Does it ever occur to those who so blindly and passionately rallied ‘round their candidate for the Presidency that they might now use their voices to encourage him to oppose the human rights abuses being orchestrated in Gaza? The sad reality is, not even a chorus of such voices is likely to alter the course Obama appears to have taken. He has surrounded himself with a familiar cast of armchair militarists, corporatists and hard core pro-Zionist zealots who will continue to give their unconditional support to Israel regardless of what barbaric tactics the government there uses to advance the colonization of Palestine. He is choosing to turn his back on the men, women and children in Gaza and the West Bank who suffer chronic malnutrition, desperate poverty, dispossession and daily humiliation at the hands of the Israeli military.

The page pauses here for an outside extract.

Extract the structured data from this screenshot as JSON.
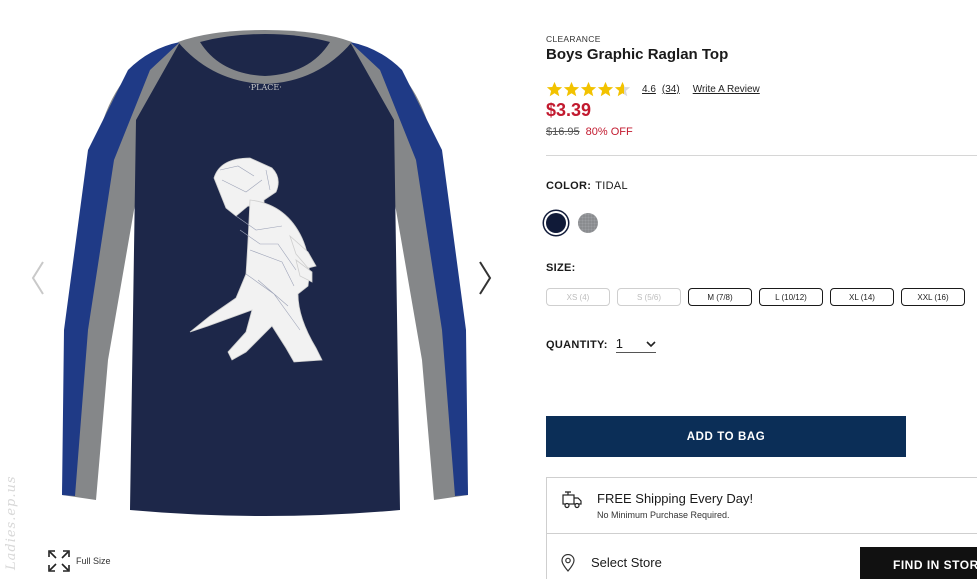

We should stand up in opposition to instances of human rights abuses whenever and wherever they occur. The situation in Gaza is only one on an unfortunately long list, locally, nationally and internationally. And U.S. government (that means you and me) support for and complicity in many such instances is no secret. If each of us were to do just one thing per week to address these issues, the result might surprise us all. Take a minute out from the long and endless chatter of day to day living and speak to a friend about the idea of social equality. Write one letter to the editor of your local paper in support of human rights. Spend just one percent of your online hours learning the truth about our complicity as U.S. citizens in the exploitation and degradation of other people and their cultures. Turn off your television. Go stand on a corner with a sign to protest war. Wear a button promoting peace and justice. One small thing at a time.
To those who became politically active, possibly for the first time, and expended their valuable enthusiasm and energy in order to see Barack Obama elected: thank you for being a part of history. Now why not try on the mantel of social activism? Write our President-elect a letter and suggest that he at least acknowledge the suffering of the people in Gaza. It is doubtful it will change him or his policies, but it may change you. And that truly is “change we can believe in.”
Every sentient being knows the difference between right and wrong. The question is, why do so few of us act on that knowledge?